First systematic investigation of nonequilibrium carrier dynamics in PtTe2 using optical pump-THz probe spectroscopy, highlighting the role of polaron formation in ultrafast photoconductivity response.

Findings

Negative THz photoconductivity observed in 5 nm PtTe2 film

Small polaron formation attributed to strong electron-phonon coupling

Ultrafast carrier cooling and polaron formation occur within subpicoseconds

Abstract

As a newly emergent type-II Dirac semimetal, Platinum Telluride (PtTe2) stands out from other 2D noble-transition-metal dichalcogenides for the unique structure and novel physical properties, such as high carrier mobility, strong electron-phonon coupling and tunable bandgap, which make the PtTe2 a good candidate for applications in optoelectronics, valleytronics and far infrared detectors.
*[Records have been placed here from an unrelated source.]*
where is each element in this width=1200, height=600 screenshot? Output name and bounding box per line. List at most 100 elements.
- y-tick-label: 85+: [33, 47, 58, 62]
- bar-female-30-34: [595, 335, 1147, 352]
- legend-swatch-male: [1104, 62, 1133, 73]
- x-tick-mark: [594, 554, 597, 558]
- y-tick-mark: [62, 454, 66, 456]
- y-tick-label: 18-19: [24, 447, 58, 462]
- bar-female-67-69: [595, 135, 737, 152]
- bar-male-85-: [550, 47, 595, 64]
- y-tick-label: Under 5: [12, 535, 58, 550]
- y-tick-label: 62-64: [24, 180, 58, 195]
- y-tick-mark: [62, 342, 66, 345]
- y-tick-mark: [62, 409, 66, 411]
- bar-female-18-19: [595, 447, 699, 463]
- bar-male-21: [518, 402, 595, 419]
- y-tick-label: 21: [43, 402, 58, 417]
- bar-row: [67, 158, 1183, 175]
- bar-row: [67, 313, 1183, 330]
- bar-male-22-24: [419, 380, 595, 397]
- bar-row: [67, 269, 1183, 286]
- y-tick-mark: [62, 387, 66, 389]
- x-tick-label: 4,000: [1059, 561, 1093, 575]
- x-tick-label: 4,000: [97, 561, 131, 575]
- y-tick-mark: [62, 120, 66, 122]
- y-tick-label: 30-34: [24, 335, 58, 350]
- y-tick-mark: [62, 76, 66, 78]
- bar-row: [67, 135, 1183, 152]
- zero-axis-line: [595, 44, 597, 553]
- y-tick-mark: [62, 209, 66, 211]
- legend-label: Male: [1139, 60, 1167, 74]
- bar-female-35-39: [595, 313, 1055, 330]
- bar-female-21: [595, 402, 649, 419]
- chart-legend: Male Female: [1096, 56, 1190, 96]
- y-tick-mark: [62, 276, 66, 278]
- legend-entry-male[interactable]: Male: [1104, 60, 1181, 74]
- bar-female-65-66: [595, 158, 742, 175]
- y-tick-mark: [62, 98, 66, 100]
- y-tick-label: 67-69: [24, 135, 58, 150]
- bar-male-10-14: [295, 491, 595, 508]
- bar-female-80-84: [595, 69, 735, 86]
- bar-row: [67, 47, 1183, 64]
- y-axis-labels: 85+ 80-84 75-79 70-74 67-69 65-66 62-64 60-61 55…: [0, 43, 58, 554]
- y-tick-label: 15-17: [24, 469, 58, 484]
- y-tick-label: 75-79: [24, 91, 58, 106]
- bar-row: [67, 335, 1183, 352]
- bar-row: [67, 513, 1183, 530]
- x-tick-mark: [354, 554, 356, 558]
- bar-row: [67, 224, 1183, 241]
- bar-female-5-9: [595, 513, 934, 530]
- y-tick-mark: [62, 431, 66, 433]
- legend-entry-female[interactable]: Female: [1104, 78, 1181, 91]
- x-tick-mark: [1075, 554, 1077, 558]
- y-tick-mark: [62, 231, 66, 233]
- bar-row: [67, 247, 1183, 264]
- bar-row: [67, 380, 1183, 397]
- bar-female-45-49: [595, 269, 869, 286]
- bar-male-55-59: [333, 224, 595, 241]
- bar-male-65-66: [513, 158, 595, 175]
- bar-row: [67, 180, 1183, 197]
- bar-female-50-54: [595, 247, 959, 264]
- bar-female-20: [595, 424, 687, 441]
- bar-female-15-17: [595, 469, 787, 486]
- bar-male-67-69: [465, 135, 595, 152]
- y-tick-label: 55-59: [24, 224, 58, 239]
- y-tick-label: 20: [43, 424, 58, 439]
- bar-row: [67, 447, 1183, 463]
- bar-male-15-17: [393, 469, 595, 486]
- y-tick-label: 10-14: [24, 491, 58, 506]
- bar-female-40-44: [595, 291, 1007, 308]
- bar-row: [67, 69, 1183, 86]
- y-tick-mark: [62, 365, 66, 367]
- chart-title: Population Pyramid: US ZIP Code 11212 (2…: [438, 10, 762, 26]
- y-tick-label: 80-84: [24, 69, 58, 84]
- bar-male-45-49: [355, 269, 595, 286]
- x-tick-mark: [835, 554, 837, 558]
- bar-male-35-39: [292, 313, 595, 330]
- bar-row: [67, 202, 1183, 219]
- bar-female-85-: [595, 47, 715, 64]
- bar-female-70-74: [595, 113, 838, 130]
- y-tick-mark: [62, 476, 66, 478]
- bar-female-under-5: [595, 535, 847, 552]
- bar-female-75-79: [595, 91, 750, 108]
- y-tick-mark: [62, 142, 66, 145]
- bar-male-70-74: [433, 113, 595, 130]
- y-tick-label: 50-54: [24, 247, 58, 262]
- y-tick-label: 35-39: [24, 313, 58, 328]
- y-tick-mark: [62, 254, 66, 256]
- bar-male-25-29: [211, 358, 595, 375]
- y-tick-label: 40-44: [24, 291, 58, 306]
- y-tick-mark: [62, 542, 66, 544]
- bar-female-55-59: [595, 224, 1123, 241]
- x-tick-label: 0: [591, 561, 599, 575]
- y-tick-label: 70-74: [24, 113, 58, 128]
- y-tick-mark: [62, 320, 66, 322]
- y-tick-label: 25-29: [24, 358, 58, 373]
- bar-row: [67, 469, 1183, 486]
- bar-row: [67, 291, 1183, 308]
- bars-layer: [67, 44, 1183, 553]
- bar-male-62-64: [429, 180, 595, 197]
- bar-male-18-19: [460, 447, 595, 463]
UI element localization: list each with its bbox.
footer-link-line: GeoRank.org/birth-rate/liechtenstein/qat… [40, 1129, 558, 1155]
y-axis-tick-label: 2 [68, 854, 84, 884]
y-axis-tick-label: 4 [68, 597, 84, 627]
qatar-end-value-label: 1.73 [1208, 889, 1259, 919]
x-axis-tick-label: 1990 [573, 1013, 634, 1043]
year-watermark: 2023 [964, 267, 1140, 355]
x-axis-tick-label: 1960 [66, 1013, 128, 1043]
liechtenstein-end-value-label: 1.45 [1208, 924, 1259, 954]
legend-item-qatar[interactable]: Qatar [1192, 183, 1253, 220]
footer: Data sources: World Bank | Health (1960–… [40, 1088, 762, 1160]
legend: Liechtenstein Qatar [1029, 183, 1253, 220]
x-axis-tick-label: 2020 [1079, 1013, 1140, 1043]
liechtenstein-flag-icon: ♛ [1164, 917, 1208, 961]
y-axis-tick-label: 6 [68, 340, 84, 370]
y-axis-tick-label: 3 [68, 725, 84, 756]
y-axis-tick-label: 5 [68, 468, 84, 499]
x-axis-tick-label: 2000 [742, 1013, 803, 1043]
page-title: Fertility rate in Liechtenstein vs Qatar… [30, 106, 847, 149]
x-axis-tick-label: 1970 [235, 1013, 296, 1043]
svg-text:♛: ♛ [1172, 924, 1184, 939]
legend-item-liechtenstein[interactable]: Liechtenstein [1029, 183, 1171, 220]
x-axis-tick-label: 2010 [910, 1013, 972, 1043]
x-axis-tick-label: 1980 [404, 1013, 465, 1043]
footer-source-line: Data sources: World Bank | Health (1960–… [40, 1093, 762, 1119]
Although the transport properties of PtTe2 have been studied extensively, the dynamics of the nonequilibrium carriers remain nearly uninvestigated. Herein we employ optical pump-terahertz (THz) probe spectroscopy (OPTP) to systematically study the photocarrier dynamics of PtTe2 thin films with varying pump fluence, temperature, and film thickness. Upon photoexcitation the THz photoconductivity (PC) of 5 nm PtTe2 film shows abrupt increase initially, while the THz PC changes into negative value in a subpicosecond time scale, followed by a prolonged recovery process that lasted hundreds of picoseconds (ps). This unusual THz PC response observed in the 5 nm PtTe2 film was found to be absent in a 2 nm PtTe2 film. We assign the unexpected negative THz PC as the small polaron formation due to the strong electron-Eg-mode phonon coupling, which is further substantiated by pump fluence- and temperature-dependent measurements as well as the Raman spectroscopy. Moreover, our investigations give a subpicosecond time scale of sequential carrier cooling and polaron formation. The present study provides deep insights into the underlying dynamics evolution mechanisms of photocarrier in type-II Dirac semimetal upon photoexcitation, which is fundamental importance for designing PtTe2-based optoelectronic devices.